This wasn't a HR, but next one goes over
Early scoring flurry doesn't hold up in Game 5 NLDS loss
LOS ANGELES -- Joc Pederson didn’t homer in the first inning of Game 5 of the National League Division Series. But Max Muncy did.
Pederson had a leadoff home run overturned upon replay review Wednesday night before Muncy picked him up, smashing a shot to the right-field bleachers for a quick 2-0 lead against Stephen Strasburg and the Nationals at Dodger Stadium.
The advantage grew to 3-0 in the second inning when Enrique Hernández, after robbing Soto of a hit with a diving catch in the top of the frame, hit another Dodgers homer off Strasburg.
But it wasn’t enough for the Dodgers, who were limited to two hits in the final eight innings of a 10-inning, 7-3 loss to the Nationals that sent Washington on to the NL Championship Series.
Clayton Kershaw said he deserved the blame after losing the lead in the eighth inning on back-to-back home runs for Anthony Rendon and Juan Soto. Dodgers hitters called that an unfair assessment.
“We had a lot of opportunities to add onto that lead after the second,” Hernandez said. “At the end of the day, if we would have scored one more run we might have won that game. For Kersh to say [it’s his fault], that’s the man that he is. But it’s on everybody. We all lost. We got beat.”
“Sometimes in baseball, things aren’t meant to be,” Muncy said. “Tonight kind of feels like that. Hats off to them. They made good swings when it counted.”
The homer was Muncy’s third of the series and gave him five hits in his first 15 NLDS at-bats (he finished 5-for-19). The long ball came against a pitcher who had given Muncy plenty of trouble. He was 0-for-12 lifetime against Strasburg in his career, in 15 plate appearances (including the playoffs). Those was his most hitless plate appearances against any pitcher entering the night.
It came as part of a loud start against Strasburg, who entered Game 5 with the best postseason ERA of all time. Pederson hit Strasburg’s third pitch to deep left field, and it was initially ruled a home run.
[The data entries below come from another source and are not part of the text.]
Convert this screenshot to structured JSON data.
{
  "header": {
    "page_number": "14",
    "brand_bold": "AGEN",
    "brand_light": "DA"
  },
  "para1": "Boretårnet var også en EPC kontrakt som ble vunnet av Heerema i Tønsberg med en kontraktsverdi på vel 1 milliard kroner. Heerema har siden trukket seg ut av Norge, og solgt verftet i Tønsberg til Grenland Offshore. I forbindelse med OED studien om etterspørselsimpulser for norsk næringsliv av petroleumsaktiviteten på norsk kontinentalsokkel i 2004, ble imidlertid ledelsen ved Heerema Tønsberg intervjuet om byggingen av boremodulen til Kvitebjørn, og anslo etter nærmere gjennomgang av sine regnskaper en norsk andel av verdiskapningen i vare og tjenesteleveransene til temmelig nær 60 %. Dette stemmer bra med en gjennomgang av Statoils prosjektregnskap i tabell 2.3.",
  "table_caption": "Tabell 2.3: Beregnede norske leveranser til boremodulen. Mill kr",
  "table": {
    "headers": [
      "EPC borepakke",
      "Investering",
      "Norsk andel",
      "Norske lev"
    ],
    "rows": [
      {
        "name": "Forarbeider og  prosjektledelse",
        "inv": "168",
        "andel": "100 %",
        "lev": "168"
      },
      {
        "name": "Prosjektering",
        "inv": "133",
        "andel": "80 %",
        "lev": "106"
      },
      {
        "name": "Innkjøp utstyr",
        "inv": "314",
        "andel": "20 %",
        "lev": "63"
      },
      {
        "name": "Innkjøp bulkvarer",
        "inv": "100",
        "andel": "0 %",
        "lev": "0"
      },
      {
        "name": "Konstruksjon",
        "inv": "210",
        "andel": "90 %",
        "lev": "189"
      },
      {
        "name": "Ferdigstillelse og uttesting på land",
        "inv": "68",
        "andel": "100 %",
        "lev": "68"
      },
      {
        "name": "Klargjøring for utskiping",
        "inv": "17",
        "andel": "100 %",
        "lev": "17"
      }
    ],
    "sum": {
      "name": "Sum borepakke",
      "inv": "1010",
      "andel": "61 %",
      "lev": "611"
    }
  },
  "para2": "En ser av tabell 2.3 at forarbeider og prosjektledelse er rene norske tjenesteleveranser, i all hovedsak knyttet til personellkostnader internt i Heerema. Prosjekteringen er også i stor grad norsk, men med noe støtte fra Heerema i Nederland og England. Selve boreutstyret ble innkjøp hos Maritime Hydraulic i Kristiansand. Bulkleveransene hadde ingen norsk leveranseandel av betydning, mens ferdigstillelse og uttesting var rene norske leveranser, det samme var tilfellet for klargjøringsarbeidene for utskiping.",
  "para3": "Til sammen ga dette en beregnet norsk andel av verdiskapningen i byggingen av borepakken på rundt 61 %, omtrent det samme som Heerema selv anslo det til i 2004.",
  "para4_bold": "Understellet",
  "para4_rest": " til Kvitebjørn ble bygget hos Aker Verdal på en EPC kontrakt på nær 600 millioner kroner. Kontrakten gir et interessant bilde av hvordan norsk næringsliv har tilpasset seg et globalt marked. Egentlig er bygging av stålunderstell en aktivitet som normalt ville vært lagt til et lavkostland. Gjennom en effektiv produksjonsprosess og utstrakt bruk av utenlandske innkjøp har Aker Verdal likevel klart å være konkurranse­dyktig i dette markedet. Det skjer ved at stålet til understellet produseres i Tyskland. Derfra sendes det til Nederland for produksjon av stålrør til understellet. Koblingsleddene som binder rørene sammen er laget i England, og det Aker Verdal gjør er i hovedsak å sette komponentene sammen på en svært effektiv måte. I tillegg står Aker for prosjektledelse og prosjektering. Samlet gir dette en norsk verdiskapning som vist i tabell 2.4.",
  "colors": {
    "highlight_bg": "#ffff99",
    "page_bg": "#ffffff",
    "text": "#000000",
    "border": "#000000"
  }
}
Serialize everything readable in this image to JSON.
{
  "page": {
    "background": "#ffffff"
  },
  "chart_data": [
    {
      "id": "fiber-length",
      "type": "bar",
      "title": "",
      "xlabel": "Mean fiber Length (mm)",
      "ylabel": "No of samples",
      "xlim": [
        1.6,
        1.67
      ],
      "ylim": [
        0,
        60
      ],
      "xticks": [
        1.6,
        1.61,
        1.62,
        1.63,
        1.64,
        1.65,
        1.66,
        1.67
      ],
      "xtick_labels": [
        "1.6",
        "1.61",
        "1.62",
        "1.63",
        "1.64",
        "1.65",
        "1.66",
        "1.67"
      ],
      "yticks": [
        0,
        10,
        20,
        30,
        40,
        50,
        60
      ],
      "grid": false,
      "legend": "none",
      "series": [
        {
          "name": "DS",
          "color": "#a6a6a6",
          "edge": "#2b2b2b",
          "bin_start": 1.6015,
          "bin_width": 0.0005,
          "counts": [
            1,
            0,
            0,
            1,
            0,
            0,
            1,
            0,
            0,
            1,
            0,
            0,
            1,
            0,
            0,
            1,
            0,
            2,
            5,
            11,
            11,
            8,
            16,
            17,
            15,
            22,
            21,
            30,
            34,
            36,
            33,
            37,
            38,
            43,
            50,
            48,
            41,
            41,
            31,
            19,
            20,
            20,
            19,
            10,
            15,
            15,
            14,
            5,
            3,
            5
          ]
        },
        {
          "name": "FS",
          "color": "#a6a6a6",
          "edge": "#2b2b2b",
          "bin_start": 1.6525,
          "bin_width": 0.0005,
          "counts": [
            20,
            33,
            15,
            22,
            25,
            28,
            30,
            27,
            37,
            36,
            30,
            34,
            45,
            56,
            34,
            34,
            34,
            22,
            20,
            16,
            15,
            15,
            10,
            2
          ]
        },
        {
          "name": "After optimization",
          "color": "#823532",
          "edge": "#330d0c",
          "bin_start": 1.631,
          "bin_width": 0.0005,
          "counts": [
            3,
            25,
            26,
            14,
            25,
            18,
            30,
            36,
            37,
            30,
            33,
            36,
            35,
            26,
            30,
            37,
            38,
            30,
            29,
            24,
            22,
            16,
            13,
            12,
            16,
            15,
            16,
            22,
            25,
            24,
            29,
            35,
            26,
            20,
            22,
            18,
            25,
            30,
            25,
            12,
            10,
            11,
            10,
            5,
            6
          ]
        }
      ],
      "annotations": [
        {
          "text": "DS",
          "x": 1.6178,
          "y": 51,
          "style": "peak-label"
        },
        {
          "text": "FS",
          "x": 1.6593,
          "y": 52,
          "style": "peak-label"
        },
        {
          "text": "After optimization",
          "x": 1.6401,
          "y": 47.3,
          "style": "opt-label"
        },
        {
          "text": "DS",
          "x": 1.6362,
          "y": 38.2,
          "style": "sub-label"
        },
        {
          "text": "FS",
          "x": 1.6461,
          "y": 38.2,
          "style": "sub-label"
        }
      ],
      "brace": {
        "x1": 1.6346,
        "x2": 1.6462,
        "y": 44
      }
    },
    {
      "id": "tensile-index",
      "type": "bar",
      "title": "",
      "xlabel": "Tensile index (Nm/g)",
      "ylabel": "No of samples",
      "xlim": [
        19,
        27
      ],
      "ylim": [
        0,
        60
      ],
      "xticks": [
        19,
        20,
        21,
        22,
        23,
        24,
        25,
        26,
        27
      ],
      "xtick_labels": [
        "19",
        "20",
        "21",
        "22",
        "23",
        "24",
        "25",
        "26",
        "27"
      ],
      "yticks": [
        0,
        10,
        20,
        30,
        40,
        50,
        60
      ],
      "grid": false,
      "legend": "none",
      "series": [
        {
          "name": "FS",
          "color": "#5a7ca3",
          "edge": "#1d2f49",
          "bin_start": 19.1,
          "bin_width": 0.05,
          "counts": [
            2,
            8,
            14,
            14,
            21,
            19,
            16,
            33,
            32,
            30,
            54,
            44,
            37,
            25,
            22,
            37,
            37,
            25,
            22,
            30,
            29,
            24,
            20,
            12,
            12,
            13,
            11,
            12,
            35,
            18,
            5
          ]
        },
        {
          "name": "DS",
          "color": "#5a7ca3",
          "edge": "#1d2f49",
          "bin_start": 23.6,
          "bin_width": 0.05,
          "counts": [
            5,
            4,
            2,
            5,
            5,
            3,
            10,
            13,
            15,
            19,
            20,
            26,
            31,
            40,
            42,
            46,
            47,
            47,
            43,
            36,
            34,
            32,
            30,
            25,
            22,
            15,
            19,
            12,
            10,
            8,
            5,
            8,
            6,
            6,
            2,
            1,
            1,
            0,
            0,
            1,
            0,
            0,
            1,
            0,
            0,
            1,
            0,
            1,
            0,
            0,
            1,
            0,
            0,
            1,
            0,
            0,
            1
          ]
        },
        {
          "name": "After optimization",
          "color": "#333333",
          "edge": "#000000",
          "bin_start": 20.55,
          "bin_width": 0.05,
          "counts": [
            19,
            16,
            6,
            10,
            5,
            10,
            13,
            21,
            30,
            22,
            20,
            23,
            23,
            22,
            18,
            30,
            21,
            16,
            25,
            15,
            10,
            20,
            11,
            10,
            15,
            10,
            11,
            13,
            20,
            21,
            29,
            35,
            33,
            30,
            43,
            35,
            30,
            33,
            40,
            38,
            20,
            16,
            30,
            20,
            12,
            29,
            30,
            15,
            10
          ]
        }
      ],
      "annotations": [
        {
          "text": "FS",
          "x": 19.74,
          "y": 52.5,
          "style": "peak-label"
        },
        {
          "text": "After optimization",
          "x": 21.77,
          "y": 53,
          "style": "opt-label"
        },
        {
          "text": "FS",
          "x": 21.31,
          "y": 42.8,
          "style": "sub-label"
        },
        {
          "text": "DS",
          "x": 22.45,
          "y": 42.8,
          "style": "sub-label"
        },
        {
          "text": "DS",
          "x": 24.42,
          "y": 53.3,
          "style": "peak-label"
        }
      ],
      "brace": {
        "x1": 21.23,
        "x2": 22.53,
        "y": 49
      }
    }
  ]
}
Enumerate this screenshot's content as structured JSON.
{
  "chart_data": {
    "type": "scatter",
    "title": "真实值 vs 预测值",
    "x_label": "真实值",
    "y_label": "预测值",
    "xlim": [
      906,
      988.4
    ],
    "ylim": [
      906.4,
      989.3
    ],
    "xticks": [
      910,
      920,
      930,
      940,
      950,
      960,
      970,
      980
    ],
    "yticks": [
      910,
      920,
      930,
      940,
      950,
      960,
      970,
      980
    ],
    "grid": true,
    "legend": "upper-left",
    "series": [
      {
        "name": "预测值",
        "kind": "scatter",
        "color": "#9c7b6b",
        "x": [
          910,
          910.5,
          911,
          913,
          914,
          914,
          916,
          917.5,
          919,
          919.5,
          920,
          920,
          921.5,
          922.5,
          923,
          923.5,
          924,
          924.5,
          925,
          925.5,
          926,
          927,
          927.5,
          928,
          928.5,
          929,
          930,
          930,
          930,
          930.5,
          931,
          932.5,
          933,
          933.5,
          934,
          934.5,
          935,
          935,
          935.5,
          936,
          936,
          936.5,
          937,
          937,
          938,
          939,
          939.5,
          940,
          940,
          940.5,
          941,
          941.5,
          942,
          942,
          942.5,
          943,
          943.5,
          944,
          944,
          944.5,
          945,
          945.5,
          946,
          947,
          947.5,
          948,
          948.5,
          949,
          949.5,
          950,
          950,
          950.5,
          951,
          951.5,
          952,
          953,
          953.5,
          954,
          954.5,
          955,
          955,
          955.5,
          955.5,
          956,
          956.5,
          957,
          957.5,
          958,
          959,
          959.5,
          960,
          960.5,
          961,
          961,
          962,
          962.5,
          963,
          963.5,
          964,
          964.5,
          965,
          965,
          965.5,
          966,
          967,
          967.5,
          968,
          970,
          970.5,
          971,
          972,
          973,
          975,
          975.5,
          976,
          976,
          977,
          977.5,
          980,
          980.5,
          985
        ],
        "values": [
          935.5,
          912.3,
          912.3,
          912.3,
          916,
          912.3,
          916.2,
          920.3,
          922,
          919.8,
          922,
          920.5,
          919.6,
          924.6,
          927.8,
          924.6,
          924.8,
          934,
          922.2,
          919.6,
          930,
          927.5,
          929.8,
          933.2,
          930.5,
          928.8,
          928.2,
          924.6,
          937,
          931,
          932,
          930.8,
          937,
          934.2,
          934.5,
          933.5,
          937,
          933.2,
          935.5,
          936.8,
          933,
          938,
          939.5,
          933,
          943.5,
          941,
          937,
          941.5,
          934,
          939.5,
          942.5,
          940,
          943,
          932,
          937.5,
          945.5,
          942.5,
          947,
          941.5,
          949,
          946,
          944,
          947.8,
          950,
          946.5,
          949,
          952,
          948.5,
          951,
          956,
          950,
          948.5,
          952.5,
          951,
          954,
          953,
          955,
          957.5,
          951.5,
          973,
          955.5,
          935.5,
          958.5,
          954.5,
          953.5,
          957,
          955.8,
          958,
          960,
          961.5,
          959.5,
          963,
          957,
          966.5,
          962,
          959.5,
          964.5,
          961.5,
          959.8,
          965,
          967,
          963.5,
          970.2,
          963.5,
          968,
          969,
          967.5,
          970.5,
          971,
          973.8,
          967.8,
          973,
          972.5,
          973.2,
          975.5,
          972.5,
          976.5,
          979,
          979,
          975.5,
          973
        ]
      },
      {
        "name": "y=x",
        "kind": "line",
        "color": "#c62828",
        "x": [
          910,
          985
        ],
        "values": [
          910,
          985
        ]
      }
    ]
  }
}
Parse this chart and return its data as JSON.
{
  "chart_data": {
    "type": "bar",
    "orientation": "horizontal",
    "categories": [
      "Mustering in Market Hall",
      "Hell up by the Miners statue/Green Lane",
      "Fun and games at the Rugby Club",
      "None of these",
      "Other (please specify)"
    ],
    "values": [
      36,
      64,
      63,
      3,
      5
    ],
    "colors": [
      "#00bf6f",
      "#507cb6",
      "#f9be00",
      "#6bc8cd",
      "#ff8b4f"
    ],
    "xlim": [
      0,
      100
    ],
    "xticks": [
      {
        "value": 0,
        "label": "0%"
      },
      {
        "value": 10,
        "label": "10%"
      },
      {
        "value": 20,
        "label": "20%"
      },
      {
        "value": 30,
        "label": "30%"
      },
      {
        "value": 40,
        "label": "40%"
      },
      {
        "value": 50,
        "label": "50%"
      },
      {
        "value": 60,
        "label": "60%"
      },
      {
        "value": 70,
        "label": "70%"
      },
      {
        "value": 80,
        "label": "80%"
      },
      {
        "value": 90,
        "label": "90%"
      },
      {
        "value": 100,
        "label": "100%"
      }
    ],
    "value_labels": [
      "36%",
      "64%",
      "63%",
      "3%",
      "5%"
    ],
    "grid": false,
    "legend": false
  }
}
But upon review, the baseball actually sailed through an opening in the outfield fence and into the Dodgers' bullpen, so Pederson was sent back to second base with a double.
Five pitches later, Muncy brought Pederson home again.
“It was kind of a weird thing. I’ve never seen a ball do that, go between the pad,” Muncy said. “The biggest thing he was on second with nobody out and we had a chance to score early in the game.”